Breathtaking is an online presentation published by Undark. You may recognize it from an earlier post of mine: Ten Things About “Breathtaking” that Took Mine Away It’s purpose is to educate people on the dangers, and spread of PM2.5, a dangerous air pollutant subparticle that is less than one tenth the diameter of a strand of hair. Despite it’s diminutive size, it is extremely deadly. I won’t steal any more of their thunder here. If you want to learn more (and I hope you do! Never hurts to know every item on the list of things wrong with the world, we kinda need to fix em all if we’re going to survive for future generations), I encourage you to check out the page, which is linked above at least twice.
My previous post is a listicle celebrating things I liked about the project, this one’s purpose will be to review it as a presentation, from aesthetics to design with a few things in between.
The use of color for Breathtaking is excellent; very well thought out and executed.
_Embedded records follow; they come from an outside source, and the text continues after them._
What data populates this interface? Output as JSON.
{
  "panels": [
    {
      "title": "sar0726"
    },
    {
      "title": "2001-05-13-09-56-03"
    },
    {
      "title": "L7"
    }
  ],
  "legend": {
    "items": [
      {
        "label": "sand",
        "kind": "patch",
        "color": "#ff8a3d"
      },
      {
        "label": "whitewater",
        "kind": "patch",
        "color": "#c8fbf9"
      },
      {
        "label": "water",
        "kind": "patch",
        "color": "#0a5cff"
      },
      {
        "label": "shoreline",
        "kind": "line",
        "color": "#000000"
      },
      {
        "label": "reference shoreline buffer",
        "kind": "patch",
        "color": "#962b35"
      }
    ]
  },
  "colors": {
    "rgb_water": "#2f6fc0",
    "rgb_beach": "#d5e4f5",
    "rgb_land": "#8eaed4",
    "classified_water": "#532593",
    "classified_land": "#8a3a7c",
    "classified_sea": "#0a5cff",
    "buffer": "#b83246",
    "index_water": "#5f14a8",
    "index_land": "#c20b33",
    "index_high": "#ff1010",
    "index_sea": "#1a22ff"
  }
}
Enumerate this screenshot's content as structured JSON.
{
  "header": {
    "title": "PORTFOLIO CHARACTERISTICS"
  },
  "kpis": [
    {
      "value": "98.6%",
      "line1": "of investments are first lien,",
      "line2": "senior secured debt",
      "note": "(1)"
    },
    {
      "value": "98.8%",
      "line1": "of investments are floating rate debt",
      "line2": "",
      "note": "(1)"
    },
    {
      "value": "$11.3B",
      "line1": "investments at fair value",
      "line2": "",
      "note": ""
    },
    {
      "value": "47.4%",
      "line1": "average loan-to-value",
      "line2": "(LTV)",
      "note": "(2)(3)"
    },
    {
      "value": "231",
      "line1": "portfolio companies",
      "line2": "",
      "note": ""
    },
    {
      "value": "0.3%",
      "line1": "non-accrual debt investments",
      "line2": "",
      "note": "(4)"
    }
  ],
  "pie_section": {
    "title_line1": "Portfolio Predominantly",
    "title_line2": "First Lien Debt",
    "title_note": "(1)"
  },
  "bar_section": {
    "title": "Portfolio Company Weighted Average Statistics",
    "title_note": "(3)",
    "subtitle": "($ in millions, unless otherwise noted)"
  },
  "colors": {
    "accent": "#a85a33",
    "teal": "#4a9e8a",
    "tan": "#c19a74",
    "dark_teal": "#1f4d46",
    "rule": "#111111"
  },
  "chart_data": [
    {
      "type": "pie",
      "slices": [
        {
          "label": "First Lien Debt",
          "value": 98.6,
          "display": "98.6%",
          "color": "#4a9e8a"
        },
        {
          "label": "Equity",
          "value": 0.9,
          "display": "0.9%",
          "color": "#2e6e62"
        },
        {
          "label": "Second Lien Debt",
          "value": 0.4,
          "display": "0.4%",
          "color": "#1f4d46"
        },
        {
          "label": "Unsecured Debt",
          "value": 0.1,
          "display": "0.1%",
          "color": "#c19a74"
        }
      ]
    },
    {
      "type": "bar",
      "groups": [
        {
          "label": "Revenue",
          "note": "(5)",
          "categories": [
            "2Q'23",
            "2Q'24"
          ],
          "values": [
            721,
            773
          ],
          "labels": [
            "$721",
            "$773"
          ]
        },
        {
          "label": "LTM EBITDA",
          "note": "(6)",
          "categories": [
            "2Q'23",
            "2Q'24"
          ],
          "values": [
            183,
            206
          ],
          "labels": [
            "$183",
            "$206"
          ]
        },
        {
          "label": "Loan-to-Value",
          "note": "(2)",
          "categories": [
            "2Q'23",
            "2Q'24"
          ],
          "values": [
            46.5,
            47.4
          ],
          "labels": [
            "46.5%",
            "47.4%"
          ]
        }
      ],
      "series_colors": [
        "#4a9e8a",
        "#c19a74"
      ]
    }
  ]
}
The site where the presentation rests is very dark (ironically contrasting it’s name). It’s palette consists largely of black, white, and shades of brown as depicted in the image illustrating the size of PM2.5. This is also true for many of their images as well, as shown in the two above. There are others like them, that share these three main colors. I feel that this is an excellent use of color, as it matches the colors of the photography they utilize, making them work well together. There was clearly attention paid when considering color. Using black as a background color, and keeping it from being too colorful in most places, gives it a serious feel, which is appropriate given the topic at hand. It also makes the words pop as they are a light color (mostly white, though some are that shade of brown). Even when other colors are present they seem to somehow have an image that goes keeps up with it in terms of color, while still keeping to their main palette, as depicted on the left.
There are sensory elements, outside of sight, but they aren’t too enumerate. To me, it doesn’t feel inadequate though. They make use of links that take you to quite a lot of relevant places, videos, and interactive graphs, charts, and maps (some of which I believe update in real time), to help you see and understand the severity of this microscopic menace. I think this is a job well done, given that anymore relevant interactivity would likely revolve around a physical reaction to PM2.5 which technically we’re having constantly so you know what? I’m counting that for them too.
Some of this follows interactivity, in that it makes use of things that utilize more of your senses than sight, but this kind of gets into the specifics and how they contribute to the story itself. The pictures are there for us to examine, and in them, we can not only see these parts of the world littered with dust, we see the people who are living amongst it. We can see some of how unclean the air is. Providing us both evidence, and a degree of experience with this epidemic. On top of that we get to see real faces of people who have been heavily effected by this. We get more information on the cleanliness of the air in all the charts, and maps. While the videos and links give various types of information, be it on PM2.5 directly, or how a specific area is being affected, and much more.
I think the presentation is designed very well overall. The use of black as a background color offers yet another function, in being easier on the eyes to read (in addition to other benefits that have given rise to ‘dark modes’ for many devices, applications, etc). Nothing is redundant, unnecessary, or out of place. It links to seven subpages for specific countries at the top, acknowledgements, discreetly tucked into the top right corner, and is overall formatted simply and cleanly, which you know I like. All of the site buttons that aren’t on the sticky bar up top, are at the bottom, and while they are kind of packed in the only thing poorly done is the text describing the newsletter box is very close in color to the box itself. Which is overall not too bad, and extends beyond Breathtaking to Undark proper.
I think this is overall, very well done, informative, and creative. The use of color for a generally, visually uncreative minimalist like myself is a little mind blowing. It also found many creative ways to get it’s information across, and covered a little know, but vastly important topic. Very well done indeed.